Le 15 mars dernier fut l’occasion pour le Conseil d’État d’étayer sa jurisprudence relative au secret des affaires. Parmi les trois décisions rendues, l’une confrontait ledit secret au droit à la communication des documents administratifs, permettant aux magistrats de préciser la marche à suivre en matière de passation d’un contrat de la commande publique.
Attention à l’occultation excessive d’éléments du rapport d’analyse des offres
Une Ville avait attribué à une société une concession de services relative à des mobiliers urbains publicitaires. L’ex-titulaire du contrat, qui avait candidaté infructueusement à la nouvelle procédure de passation, a formé un recours en contestation de validité du contrat (dit "recours Tarn-et-Garonne" [1]). Était dans ce cadre demandée à la Ville la communication de l’offre finale détaillée de l’attributaire, du rapport d’analyse des offres avant et après négociations ou encore des échanges avec l’attributaire lors de cette phase.
La mairie, qui avait transmis une partie des documents demandés dont certains occultés en raison de la protection du secret des affaires, s’est vue condamnée par le tribunal administratif de Paris. Pour la juridiction administrative, tous les documents devaient être communiqués, et le rapport d’analyse des offres dans une version moins caviardée.
Saisi d'un pourvoi, le Conseil d’État estime dans un premier temps - tout comme les juges de première instance - que les éléments occultés du rapport d’analyse des offres, qui étaient relatifs aux engagements pris par la société attributaire à l'égard du pouvoir adjudicateur en termes de quantité et de qualité des prestations, mais qui ne mentionnaient ni les prix unitaires, ni les caractéristiques précises de ces prestations, ne relevait pas en eux-mêmes des procédés de fabrication ou de la stratégie commerciale de l'entreprise, et étaient par conséquent communicables. Sont notamment pointés les éléments relatifs au modèle, aux dimensions, à la qualité, ou à l’esthétique.
Les échanges entre candidat et maître d’ouvrage pendant la négociation protégés
La Haute juridiction diverge en revanche dans un second temps du tribunal administratif, et c'est là tout l'intérêt de son arrêt. En effet, elle avait déjà commencé à développer une jurisprudence fournie sur les documents communicables ou non (2), et la complète ici en matière de communicabilité des éléments relatifs à la phase de négociation.
Lesdits éléments concernaient en l'espèce les possibilités commerciales de l’entreprise, son chiffre d’affaires hypothétique, les modalités de financement ou encore des mesures prises en faveur de l’environnement.
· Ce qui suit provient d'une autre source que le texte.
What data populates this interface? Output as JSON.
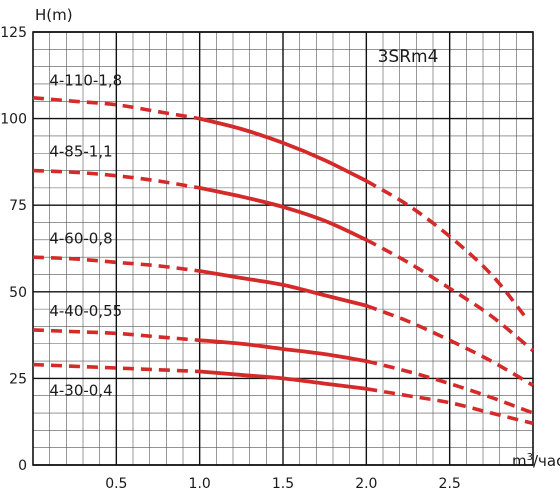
{
  "chart_data": {
    "type": "line",
    "title": "3SRm4",
    "ylabel": "H(m)",
    "xlabel_base": "m",
    "xlabel_sup": "3",
    "xlabel_tail": "/час",
    "xlim": [
      0,
      3.0
    ],
    "ylim": [
      0,
      125
    ],
    "x_ticks": [
      0.5,
      1.0,
      1.5,
      2.0,
      2.5
    ],
    "x_tick_labels": [
      "0.5",
      "1.0",
      "1.5",
      "2.0",
      "2.5"
    ],
    "y_ticks": [
      0,
      25,
      50,
      75,
      100,
      125
    ],
    "y_tick_labels": [
      "0",
      "25",
      "50",
      "75",
      "100",
      "125"
    ],
    "grid": true,
    "line_color": "#d42a2a",
    "series": [
      {
        "name": "4-110-1,8",
        "x": [
          0,
          0.25,
          0.5,
          0.75,
          1.0,
          1.25,
          1.5,
          1.75,
          2.0,
          2.25,
          2.5,
          2.75,
          2.95
        ],
        "y": [
          106,
          105,
          104,
          102,
          100,
          97,
          93,
          88,
          82,
          75,
          66,
          55,
          43
        ],
        "solid_range": [
          1.0,
          2.0
        ]
      },
      {
        "name": "4-85-1,1",
        "x": [
          0,
          0.25,
          0.5,
          0.75,
          1.0,
          1.25,
          1.5,
          1.75,
          2.0,
          2.25,
          2.5,
          2.75,
          3.0
        ],
        "y": [
          85,
          84.5,
          83.5,
          82,
          80,
          77.5,
          74.5,
          70.5,
          65,
          58.5,
          51,
          43,
          33
        ],
        "solid_range": [
          1.0,
          2.0
        ]
      },
      {
        "name": "4-60-0,8",
        "x": [
          0,
          0.25,
          0.5,
          0.75,
          1.0,
          1.25,
          1.5,
          1.75,
          2.0,
          2.25,
          2.5,
          2.75,
          3.0
        ],
        "y": [
          60,
          59.5,
          58.5,
          57.5,
          56,
          54,
          52,
          49,
          46,
          41.5,
          36,
          30,
          23
        ],
        "solid_range": [
          1.0,
          2.0
        ]
      },
      {
        "name": "4-40-0,55",
        "x": [
          0,
          0.25,
          0.5,
          0.75,
          1.0,
          1.25,
          1.5,
          1.75,
          2.0,
          2.25,
          2.5,
          2.75,
          3.0
        ],
        "y": [
          39,
          38.5,
          38,
          37,
          36,
          35,
          33.5,
          32,
          30,
          27,
          23.5,
          19.5,
          15
        ],
        "solid_range": [
          1.0,
          2.0
        ]
      },
      {
        "name": "4-30-0,4",
        "x": [
          0,
          0.25,
          0.5,
          0.75,
          1.0,
          1.25,
          1.5,
          1.75,
          2.0,
          2.25,
          2.5,
          2.75,
          3.0
        ],
        "y": [
          29,
          28.5,
          28,
          27.5,
          27,
          26,
          25,
          23.5,
          22,
          20,
          18,
          15,
          12
        ],
        "solid_range": [
          1.0,
          2.0
        ]
      }
    ],
    "series_label_anchor": [
      [
        0.05,
        109.5
      ],
      [
        0.05,
        89
      ],
      [
        0.05,
        64
      ],
      [
        0.05,
        43
      ],
      [
        0.05,
        20
      ]
    ]
  }
}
Comme le relevait le rapporteur public dans ses conclusions sur l’affaire, dévoiler les réponses de l’attributaire en phase de négociation, qu’elles soient positives ou négatives, aurait été de nature à divulguer une part des informations d’affaires de l’entreprise, et donc des informations couvertes par le secret.
Le Conseil d'Etat énonce donc que c’est à tort que les juges du fond ont regardé ces éléments comme étant communicables, alors que « les documents et informations échangés entre l'administration et un candidat lors de la phase de négociation d'un contrat de la commande publique, dès lors qu'ils révèlent par nature la stratégie commerciale du candidat, entrent dans le champ du 1° de l'article L. 311-6 [du Code des relations entre le public et l'administration] et ne sont, par suite, pas communicables. »
CE, 15 mars 2023, n° 465171, mentionné aux tables du recueil Lebon
(1) CE. Ass, 4 avril 2014, "Département du Tarn-et-Garonne", n° 358994, Rec.
(2)CE, 30 mars 2016, "Centre hospitalier de Perpignan c\ Bureau européen d’assurance hospitalière", n° 375529, Rec. ; CE, 28 septembre 2016, "Société Armor Développement et autres", n° 390760, Tables ; CE, 27 mars 2020, "Association contre l’extension et les nuisances de l’aéroport de Lyon-Saint-Exupéry et Mme D...", n° 426623, Rec.